Sono immagini che ho impresse nella mente e che difficilmente dimenticherò.

Così come, in quei momenti di incertezza e di solitudine, non dimenticherò gli scambi, le parole, le confidenze condivise con i rider che venivano a ritirare gli ordini da noi per consegnarli nelle case.

Parlando con loro ho sempre percepito quanto il mio lavoro, che non è sicuramente il massimo per il rispetto dei diritti dei lavoratori, sembrava quasi avere dei privilegi rispetto al loro.
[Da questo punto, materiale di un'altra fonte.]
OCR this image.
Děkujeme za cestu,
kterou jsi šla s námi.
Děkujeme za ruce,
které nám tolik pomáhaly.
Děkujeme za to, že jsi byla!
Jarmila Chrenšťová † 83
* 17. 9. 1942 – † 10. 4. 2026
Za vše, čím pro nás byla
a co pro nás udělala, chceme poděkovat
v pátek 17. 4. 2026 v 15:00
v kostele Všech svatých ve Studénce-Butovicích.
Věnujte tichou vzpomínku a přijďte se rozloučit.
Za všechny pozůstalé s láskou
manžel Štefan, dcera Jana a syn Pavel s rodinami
Avevo comunque garantita la malattia, la maternità e, con un po’ di difficoltà, persino le ferie. Loro non avevano, e non hanno, nulla di tutto ciò.

La loro vita è scandita da un’app, un algoritmo che ti dice dove, come e in quanto tempo completare la consegna. Se fai ritardo vieni penalizzato. Devi essere in strada, sempre, con qualsiasi meteo: pioggia, freddo, caldo o neve.

Sempre fuori dai ristoranti ad aspettare il tuo ordine, e poi via per non essere declassato dall’app delle diverse piattaforme.

Lo descrive abbastanza bene, con leggerezza ma con profondità, il film con Fabio De Luigi “E noi come stronzi rimanemmo a guardare”, che potete facilmente recuperare su Netflix. A qualcuno sembrerà paradossale ma ogni volta mi ricorda Michele e quella volta che sparì per una settimana. Pensavo avesse il Covid e invece era stato investito, aveva rotto il motorino, e non solo non aveva avuto il riconoscimento dell’infortunio, ma era stato declassato per non aver completato la consegna e per essere poi sparito per alcuni giorni.

Io non voglio rimanere tra quelli che stanno a guardare lo sgretolamento continuo dello Statuto dei Lavoratori nel nome di una innovazione che diventa solo arricchimento per pochi.

È stata questa la spinta, e va detto anche una certa rabbia che ho provato, a farmi pensare, quando sono stata eletta consigliera comunale, a cosa potevo fare per provare almeno a Monza a migliorare e rendere più umano un lavoro come quello dei rider. Per questo, insieme al collega Villy De Luca e ai sindacati, abbiamo scritto e portato in Consiglio Comunale una mozione che è stata poi votata all’unanimità lo scorso maggio per chiedere un impegno da parte del Comune per creare uno spazio dove queste persone possano formarsi, riposarsi, usufruire dei servizi igienici, senza essere esposti al freddo d’inverno e al caldo d’estate.

Un posto dove anche i sindacati potessero essere presenti, dove potessero esserci corsi di italiano e di sicurezza stradale e una mini-ciclofficina dove poter riparare all’occorrenza i loro mezzi. Un luogo da cui far nascere sfide, opportunità e lotte.

Sono orgogliosa che questa iniziativa oggi vada avanti con un accordo tra Comune e sindacati per individuare il luogo adatto. Terremo alta l’attenzione.